Ты разучилась любить, ты научилась только доказывать и бороться, и побеждать, и не сдаваться… А я? Что — я? Я — другой, мне всё это — скучно, ни к чему, слишком хлопотно, и я лежу на дне, и мне ничего не надо, и это ужасно, потому что мог бы попытаться стать таким, как ты хочешь. Но в том-то и штука, что другим быть не хочу: другой — в твоём представлении! — это уже не я. Мне нравится видеть жизнь прекрасной, и даже если она кажется — всего лишь кажется, поверь — безобразной, лживой, неухоженной и скучной, она всё равно прекрасна, как изумительно очаровательна, допустим, серая мерзкая жаба, у которой, если вглядеться, такие яркие и чистые глаза, как две звёздочки, упавшие в болотную тину…О, меня понесло, и понесло, и понесло…Стоп! Запутался…Ага, вспомнил: четыреста одна секунда… Если жизнь вдруг становится невыносимой, то я ныряю в волшебную глубину своих ощущений, я ищу то, что по-настоящему красиво… Триста восемьдесят девять! О, ты не знаешь, как это прекрасно: сидеть у окна и смотреть на закаты. Они такие разные и необычные. У меня собралась коллекция избранных закатов. Вчера я видел огненно-красное облако, всего три секунды оно было таким, а потом луч солнца отразился от реки и там, где он коснулся облака, оно порозовело и засеребрилось, как чешуя аухи — это было фантастично! Но тебе некогда смотреть на небо. Когда ты в последний раз поднимала глаза вверх? А, то-то и оно! У тебя теперь своё дело, мадам…Хватит, кажется, и трёхсот тысяч. Всего — триста, и ты в раю. Триста…Ах, черт, запутался! Ну да, конечно: четыреста тридцать одна!

* * *

— Да пошёл ты, козёл! — Лёха положил трубку и ещё раз от души выругался. Ему уже был хорошо знаком этот голос — молодой, наглый, с легким придыханием, будто парень только что пробежал стометровку и полностью на ней выложился…

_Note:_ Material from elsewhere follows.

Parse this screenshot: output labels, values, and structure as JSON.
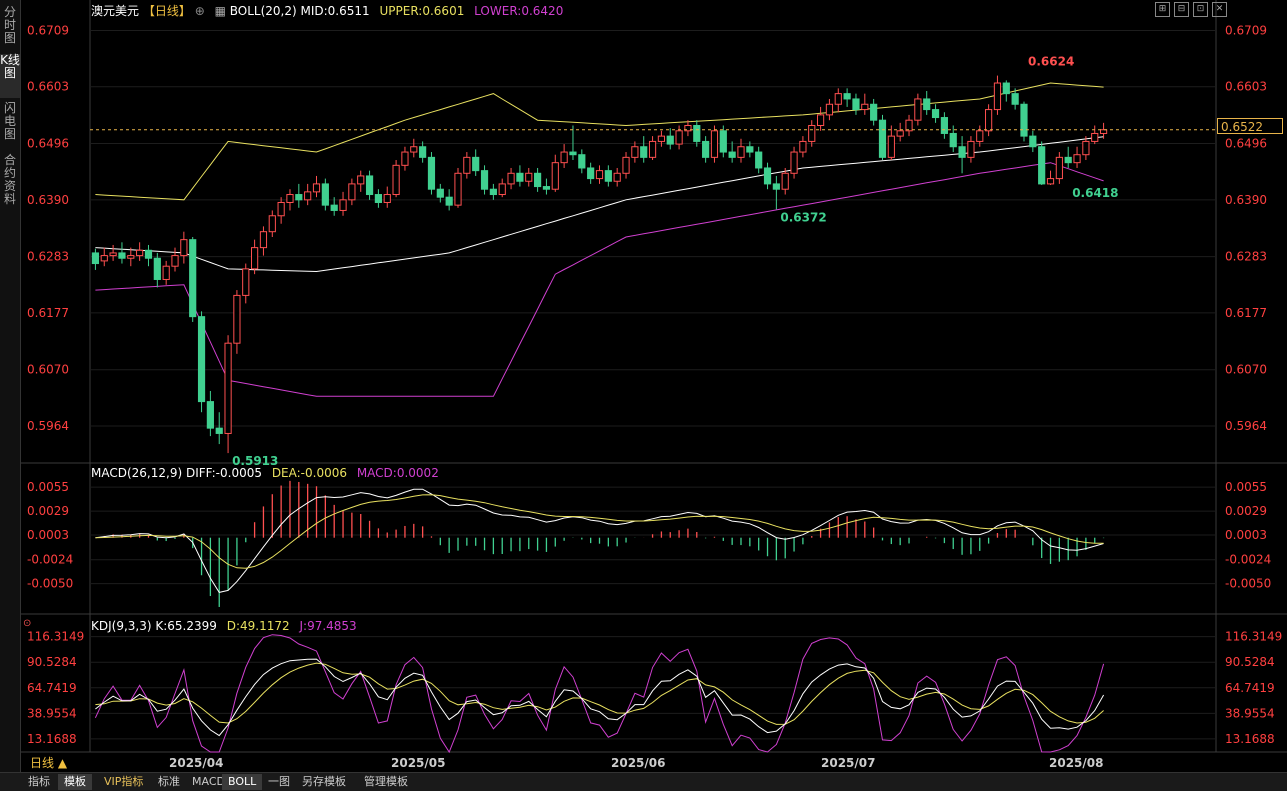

Телефон снова затренькал, но Лёха трубку не снял. Наверняка опять этот извращенец звонит: ему, видите ли, нужна какая-то Лена, которая неделю назад занималась с ним любовью по телефону, и это было так классно, что он два раза подряд кон…

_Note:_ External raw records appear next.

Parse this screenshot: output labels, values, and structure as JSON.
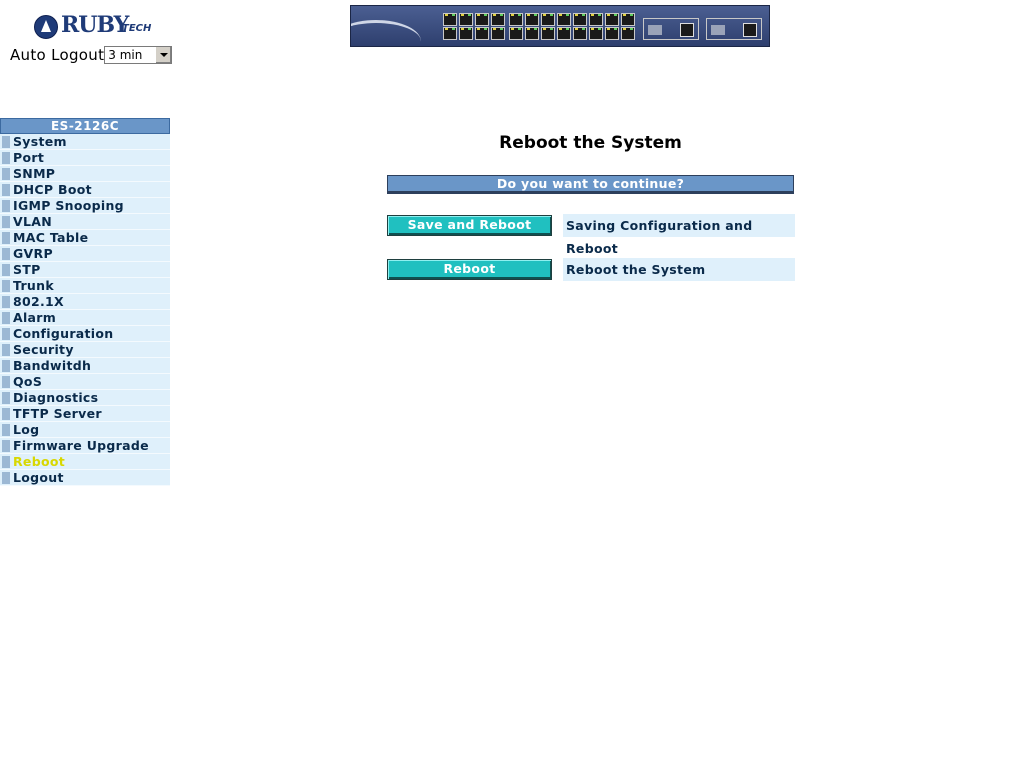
{
  "header": {
    "logo_text": "RUBY",
    "logo_suffix": "TECH",
    "auto_logout_label": "Auto Logout",
    "auto_logout_value": "3 min"
  },
  "sidebar": {
    "title": "ES-2126C",
    "items": [
      {
        "label": "System"
      },
      {
        "label": "Port"
      },
      {
        "label": "SNMP"
      },
      {
        "label": "DHCP Boot"
      },
      {
        "label": "IGMP Snooping"
      },
      {
        "label": "VLAN"
      },
      {
        "label": "MAC Table"
      },
      {
        "label": "GVRP"
      },
      {
        "label": "STP"
      },
      {
        "label": "Trunk"
      },
      {
        "label": "802.1X"
      },
      {
        "label": "Alarm"
      },
      {
        "label": "Configuration"
      },
      {
        "label": "Security"
      },
      {
        "label": "Bandwitdh"
      },
      {
        "label": "QoS"
      },
      {
        "label": "Diagnostics"
      },
      {
        "label": "TFTP Server"
      },
      {
        "label": "Log"
      },
      {
        "label": "Firmware Upgrade"
      },
      {
        "label": "Reboot",
        "active": true
      },
      {
        "label": "Logout"
      }
    ]
  },
  "main": {
    "title": "Reboot the System",
    "confirm_text": "Do you want to continue?",
    "actions": [
      {
        "button": "Save and Reboot",
        "description": "Saving Configuration and Reboot"
      },
      {
        "button": "Reboot",
        "description": "Reboot the System"
      }
    ]
  },
  "colors": {
    "nav_header": "#6a96c8",
    "nav_item_bg": "#dff0fb",
    "active_item_text": "#d8d800",
    "action_button": "#20c0c0"
  }
}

— Чикнуть бы тебе ножичком по яйцам, Челентано тебе в рот! — возмутился Лёха и закурил «Мальборо». Он считал себя стопроцентным мужиком, и всё, что хоть сколько-нибудь отклонялось от жестких традиций, не только не понимал, а даже готов был изничтожать, давить, топтать, отправлять на плаху, костёр и виселицу. Любовь, по его мнению, — это просто естественное отправление организма, а все эти вздохи, прогулки при луне, страдания и душевные томления — глупости и выдумки малохольных, оправдывающих так свою мужскую несостоятельность. Ну, ещё так ведут себя юнцы, на мордах которых фонтанируют прыщи, которые никаким «Клерасилом» не усмиришь, пока они не научатся втыкать свой «шланг» куда надо и сливать буйные свои гормоны — для здоровья и нормальной кожи, а не из-за какой-то там любви. Вот тоже выдумали, ялдачи! У самого Лехи осечек в этом деле никогда не было. Ольга даже то ли в шутку, то ли всерьёз предлагала ему подрабатывать в фирме: нашлись бы и дамы, и господа, желающие позабавиться с его неунывающим «Ванькой-встанькой».